The bank’s personal loans have nearly tripled over the past year to 12,050 crore, three-quarters of which was given to salaried customers, reducing the risk of non-payment.

According to Chadha, with a good “data lake” in place and, more importantly, an efficient digital interface through the Bob World app, the bank can leverage the customer base to provide them with these opportunities. Admittedly, the bank started from a low base and therefore the growth may seem significant in percentage terms.

“When we started about a year ago, we limited ticket sizes to 50,000, and now we’re going up to, I think, 5 lakh,” he said, adding that the growth the bank is experiencing is significant enough to contribute to overall retail lending growth and also to its trading margins.

At Bank of India and Punjab National Bank, personal loans increased by 97% and 26%, respectively, in the June quarter, compared to the previous year.

“It’s not a conscious strategy as such, but a trend the industry is witnessing, and we’re part of it. Over the last two or three quarters, there’s been huge growth in personal loans in all banks, and we will see how the credit market develops in this segment and accordingly we will take a call,” PR Rajagopal, Executive Director, Bank of India, said on August 2.

Traditionally, personal loans have been the forte of Indian private lenders, backed by technology-driven loan underwriting capabilities.
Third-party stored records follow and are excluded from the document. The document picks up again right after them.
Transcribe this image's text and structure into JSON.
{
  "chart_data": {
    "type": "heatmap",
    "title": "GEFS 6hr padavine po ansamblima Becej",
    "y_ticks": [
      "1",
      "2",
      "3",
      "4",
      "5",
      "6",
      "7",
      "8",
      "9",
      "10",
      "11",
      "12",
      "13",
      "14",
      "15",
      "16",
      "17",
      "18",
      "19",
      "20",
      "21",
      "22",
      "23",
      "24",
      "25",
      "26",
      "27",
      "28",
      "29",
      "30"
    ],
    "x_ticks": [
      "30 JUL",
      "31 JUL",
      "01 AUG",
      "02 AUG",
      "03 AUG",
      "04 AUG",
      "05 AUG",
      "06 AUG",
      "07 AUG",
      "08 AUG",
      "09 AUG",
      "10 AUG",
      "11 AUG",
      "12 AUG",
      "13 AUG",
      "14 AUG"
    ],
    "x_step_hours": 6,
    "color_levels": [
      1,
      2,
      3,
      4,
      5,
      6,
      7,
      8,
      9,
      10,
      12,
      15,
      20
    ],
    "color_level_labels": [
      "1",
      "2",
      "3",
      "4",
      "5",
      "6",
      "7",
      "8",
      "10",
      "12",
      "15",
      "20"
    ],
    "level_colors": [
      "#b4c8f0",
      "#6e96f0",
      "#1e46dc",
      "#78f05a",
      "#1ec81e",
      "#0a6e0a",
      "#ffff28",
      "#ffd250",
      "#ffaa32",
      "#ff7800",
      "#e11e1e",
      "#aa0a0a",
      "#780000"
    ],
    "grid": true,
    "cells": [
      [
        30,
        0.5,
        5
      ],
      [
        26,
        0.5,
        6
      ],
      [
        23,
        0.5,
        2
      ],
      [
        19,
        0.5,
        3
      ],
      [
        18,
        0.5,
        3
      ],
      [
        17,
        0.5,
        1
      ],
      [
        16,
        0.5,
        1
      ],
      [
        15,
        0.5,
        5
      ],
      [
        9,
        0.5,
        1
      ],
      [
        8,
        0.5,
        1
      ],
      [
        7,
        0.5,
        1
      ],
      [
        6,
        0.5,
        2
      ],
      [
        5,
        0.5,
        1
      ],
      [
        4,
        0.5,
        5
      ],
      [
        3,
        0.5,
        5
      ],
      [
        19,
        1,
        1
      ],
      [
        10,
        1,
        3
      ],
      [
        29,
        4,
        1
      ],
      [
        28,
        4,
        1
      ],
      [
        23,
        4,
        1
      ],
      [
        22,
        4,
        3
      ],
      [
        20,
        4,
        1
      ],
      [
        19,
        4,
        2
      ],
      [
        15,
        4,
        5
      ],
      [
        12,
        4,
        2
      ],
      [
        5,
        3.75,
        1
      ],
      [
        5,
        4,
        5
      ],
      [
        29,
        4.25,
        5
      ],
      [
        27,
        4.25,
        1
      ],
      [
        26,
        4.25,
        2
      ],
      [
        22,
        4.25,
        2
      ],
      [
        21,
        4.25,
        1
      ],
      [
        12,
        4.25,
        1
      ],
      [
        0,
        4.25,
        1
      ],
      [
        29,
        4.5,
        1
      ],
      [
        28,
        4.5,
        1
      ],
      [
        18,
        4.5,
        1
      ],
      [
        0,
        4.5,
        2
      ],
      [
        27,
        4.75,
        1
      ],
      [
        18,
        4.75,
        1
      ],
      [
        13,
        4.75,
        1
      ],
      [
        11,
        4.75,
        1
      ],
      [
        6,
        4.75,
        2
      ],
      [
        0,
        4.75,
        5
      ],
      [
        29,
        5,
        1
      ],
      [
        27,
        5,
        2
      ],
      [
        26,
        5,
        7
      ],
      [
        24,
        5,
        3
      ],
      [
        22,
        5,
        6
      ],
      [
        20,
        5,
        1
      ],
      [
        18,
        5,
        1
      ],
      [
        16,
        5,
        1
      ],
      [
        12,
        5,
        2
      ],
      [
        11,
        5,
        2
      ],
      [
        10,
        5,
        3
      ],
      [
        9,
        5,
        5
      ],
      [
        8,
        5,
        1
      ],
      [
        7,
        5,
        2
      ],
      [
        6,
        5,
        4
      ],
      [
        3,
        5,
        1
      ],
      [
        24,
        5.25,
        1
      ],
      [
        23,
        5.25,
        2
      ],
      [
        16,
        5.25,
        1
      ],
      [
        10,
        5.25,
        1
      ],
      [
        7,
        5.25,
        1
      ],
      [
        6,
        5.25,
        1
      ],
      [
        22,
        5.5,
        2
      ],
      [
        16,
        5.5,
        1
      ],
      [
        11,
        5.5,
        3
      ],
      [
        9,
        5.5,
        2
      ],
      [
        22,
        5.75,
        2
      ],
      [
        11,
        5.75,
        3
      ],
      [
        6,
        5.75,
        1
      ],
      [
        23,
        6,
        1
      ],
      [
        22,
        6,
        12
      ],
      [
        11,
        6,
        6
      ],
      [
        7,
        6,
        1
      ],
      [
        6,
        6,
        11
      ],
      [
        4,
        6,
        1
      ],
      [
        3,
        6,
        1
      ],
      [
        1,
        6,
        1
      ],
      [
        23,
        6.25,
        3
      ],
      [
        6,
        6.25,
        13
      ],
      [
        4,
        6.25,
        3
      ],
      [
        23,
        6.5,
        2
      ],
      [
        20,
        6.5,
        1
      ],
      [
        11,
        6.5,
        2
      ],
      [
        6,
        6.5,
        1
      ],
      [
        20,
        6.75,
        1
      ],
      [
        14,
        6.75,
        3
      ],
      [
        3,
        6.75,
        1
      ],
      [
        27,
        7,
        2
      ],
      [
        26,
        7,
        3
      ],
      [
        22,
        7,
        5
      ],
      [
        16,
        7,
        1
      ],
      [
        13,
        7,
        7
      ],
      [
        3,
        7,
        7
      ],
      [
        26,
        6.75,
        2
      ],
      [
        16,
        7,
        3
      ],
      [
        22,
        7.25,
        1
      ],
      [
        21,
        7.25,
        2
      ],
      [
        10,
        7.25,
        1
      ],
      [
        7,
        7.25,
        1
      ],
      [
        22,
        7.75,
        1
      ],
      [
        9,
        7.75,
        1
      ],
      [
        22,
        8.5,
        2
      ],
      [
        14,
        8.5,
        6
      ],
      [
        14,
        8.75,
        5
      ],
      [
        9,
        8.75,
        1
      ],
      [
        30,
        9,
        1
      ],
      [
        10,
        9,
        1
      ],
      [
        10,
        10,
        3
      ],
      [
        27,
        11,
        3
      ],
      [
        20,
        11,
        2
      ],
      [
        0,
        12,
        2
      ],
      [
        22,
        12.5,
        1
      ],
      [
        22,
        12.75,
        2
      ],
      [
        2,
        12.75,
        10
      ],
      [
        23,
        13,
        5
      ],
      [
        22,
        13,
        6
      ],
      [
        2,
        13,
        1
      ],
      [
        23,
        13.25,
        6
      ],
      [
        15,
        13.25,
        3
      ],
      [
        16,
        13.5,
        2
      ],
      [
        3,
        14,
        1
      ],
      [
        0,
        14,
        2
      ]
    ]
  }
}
While they also saw increased tensions in this segment in the early years, private banks were able to learn from these experiences and develop better data models and analytics. As a result, experts are now wary about the ability of public banks – more accustomed to underwriting corporations and small businesses – to be able to protect their portfolios in the event of another widespread crisis scenario like covid-19.

These consumer loans, classified as other personal loans in monthly data released by the Reserve Bank of India (RBI), grew by 24% year-on-year (YOY) in June to reach 9.24 trillion. Among all categories of personal credit, total “other personal loans” came second only to home loans, RBI data showed.

Prakash Agarwal, director and head of financial institutions, India Ratings and Research, said the strong growth in personal loans, to a large extent, could reflect pent-up demand as much as recovering fundamentals.

“The segment has also benefited from the availability of data in the system which has improved significantly over the years, and borrowers have become aware of credit bureau records as it could impact their access to credit,” Agarwal said. However, he cautioned that while data and the credit bureau are effective shields against intentional challenges, they may have limited effect in the event a borrower faces cash flow problems.